Algorithmic economics tips:
- It is important to position yourself well within CS. Many faculty members will not think of you as an “algorithmic economics” candidate, but rather as a theory or AI candidate. In fact, some of my interviews were specifically for AI slots. Teaching is partially to blame: undergraduate algorithmic economics courses are rare (existing examples include Duke and Harvard), but mandatory theory and AI courses have to be taught. More importantly, classifying a candidate into a “traditional” large field gives a reference point for evaluation (e.g., STOC/FOCS publications for theory, AAAI/IJCAI publications for AI), and allows a comparison with many other candidates from the same field. As an example of what I mean by positioning, check out my job talk slides.

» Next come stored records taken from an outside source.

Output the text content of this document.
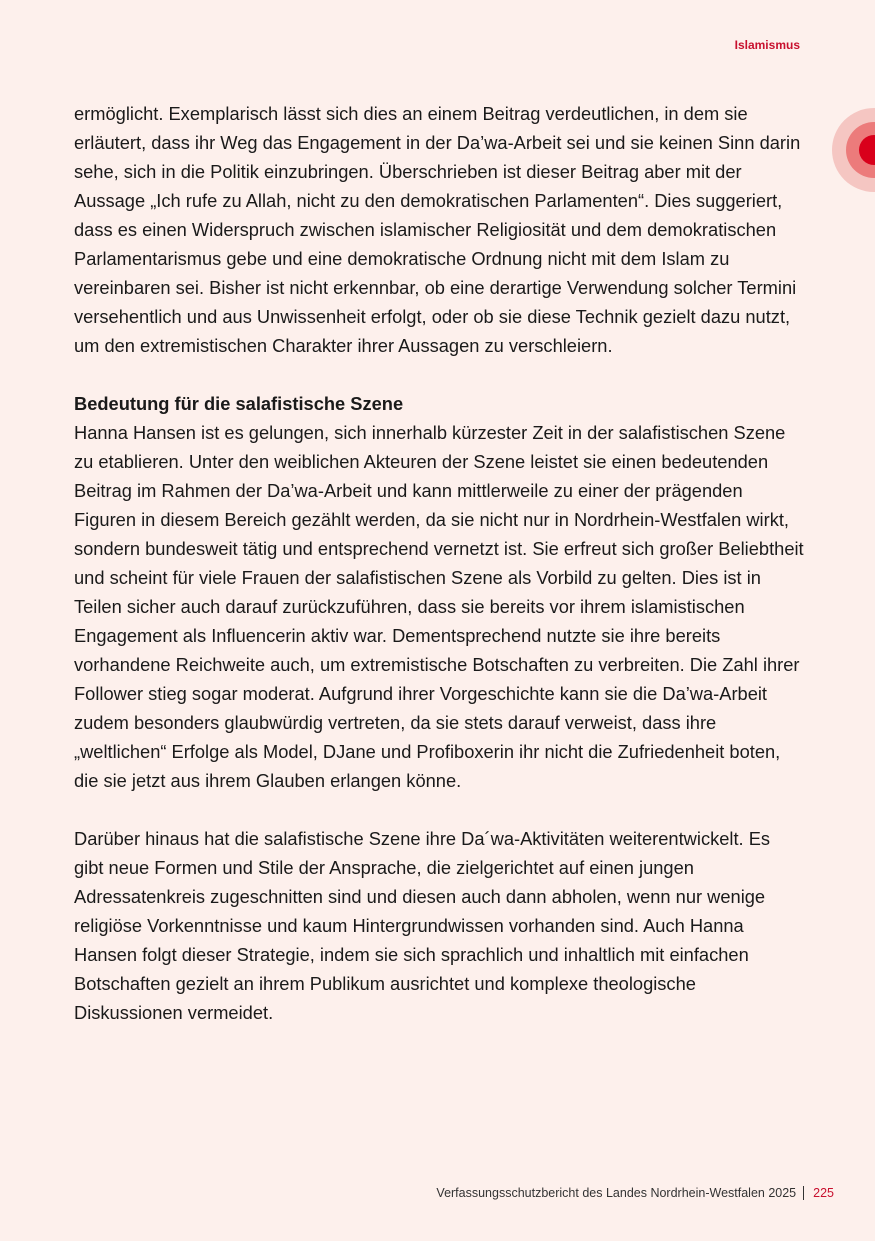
Islamismus

ermöglicht. Exemplarisch lässt sich dies an einem Beitrag verdeutlichen, in dem sie erläutert, dass ihr Weg das Engagement in der Da’wa-Arbeit sei und sie keinen Sinn darin sehe, sich in die Politik einzubringen. Überschrieben ist dieser Beitrag aber mit der Aussage „Ich rufe zu Allah, nicht zu den demokratischen Parlamenten“. Dies suggeriert, dass es einen Widerspruch zwischen islamischer Religiosität und dem demokratischen Parlamentarismus gebe und eine demokratische Ordnung nicht mit dem Islam zu vereinbaren sei. Bisher ist nicht erkennbar, ob eine derartige Verwendung solcher Termini versehentlich und aus Unwissenheit erfolgt, oder ob sie diese Technik gezielt dazu nutzt, um den extremistischen Charakter ihrer Aussagen zu verschleiern.

Bedeutung für die salafistische Szene

Hanna Hansen ist es gelungen, sich innerhalb kürzester Zeit in der salafistischen Szene zu etablieren. Unter den weiblichen Akteuren der Szene leistet sie einen bedeutenden Beitrag im Rahmen der Da’wa-Arbeit und kann mittlerweile zu einer der prägenden Figuren in diesem Bereich gezählt werden, da sie nicht nur in Nordrhein-Westfalen wirkt, sondern bundesweit tätig und entsprechend vernetzt ist. Sie erfreut sich großer Beliebtheit und scheint für viele Frauen der salafistischen Szene als Vorbild zu gelten. Dies ist in Teilen sicher auch darauf zurückzuführen, dass sie bereits vor ihrem islamistischen Engagement als Influencerin aktiv war. Dementsprechend nutzte sie ihre bereits vorhandene Reichweite auch, um extremistische Botschaften zu verbreiten. Die Zahl ihrer Follower stieg sogar moderat. Aufgrund ihrer Vorgeschichte kann sie die Da’wa-Arbeit zudem besonders glaubwürdig vertreten, da sie stets darauf verweist, dass ihre „weltlichen“ Erfolge als Model, DJane und Profiboxerin ihr nicht die Zufriedenheit boten, die sie jetzt aus ihrem Glauben erlangen könne.

Darüber hinaus hat die salafistische Szene ihre Da´wa-Aktivitäten weiterentwickelt. Es gibt neue Formen und Stile der Ansprache, die zielgerichtet auf einen jungen Adressatenkreis zugeschnitten sind und diesen auch dann abholen, wenn nur wenige religiöse Vorkenntnisse und kaum Hintergrundwissen vorhanden sind. Auch Hanna Hansen folgt dieser Strategie, indem sie sich sprachlich und inhaltlich mit einfachen Botschaften gezielt an ihrem Publikum ausrichtet und komplexe theologische Diskussionen vermeidet.

Verfassungsschutzbericht des Landes Nordrhein-Westfalen 2025 225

- Apropos job talks, I had three almost entirely different talks: one for Israeli jobs, one for US CS/AI jobs, and one for US CS/econ jobs. I wouldn’t recommend preparing three versions (I simply had to discard the Israeli version after realizing it was crappy; fortunately in Israel the job talk carries little weight), but you should consider preparing two versions, depending on your interviews.
- Business school interviews require extra thought. My experience is that they are very cautious about making offers to computer scientists, presumably because there were several algorithmic economics candidates who turned down fantastic business school offers in favor of CS jobs. Of course, there are also examples of algorithmic economics candidates who accepted b-school offers and today are thriving there. If you are a computer scientist and interviewing at b-schools as well as at CS departments, you need to decide in advance whether you are willing to make the cultural switch in terms of teaching and publication venues; being able to convincingly say so or making some sort of commitment could be pivotal in getting a b-school offer.
I’ll finish with a slightly more specialized tip: if in the course of an interview meeting with a famous professor that is already going badly he asks you “what is your favorite programming language”, whatever you do, do not say “Java”!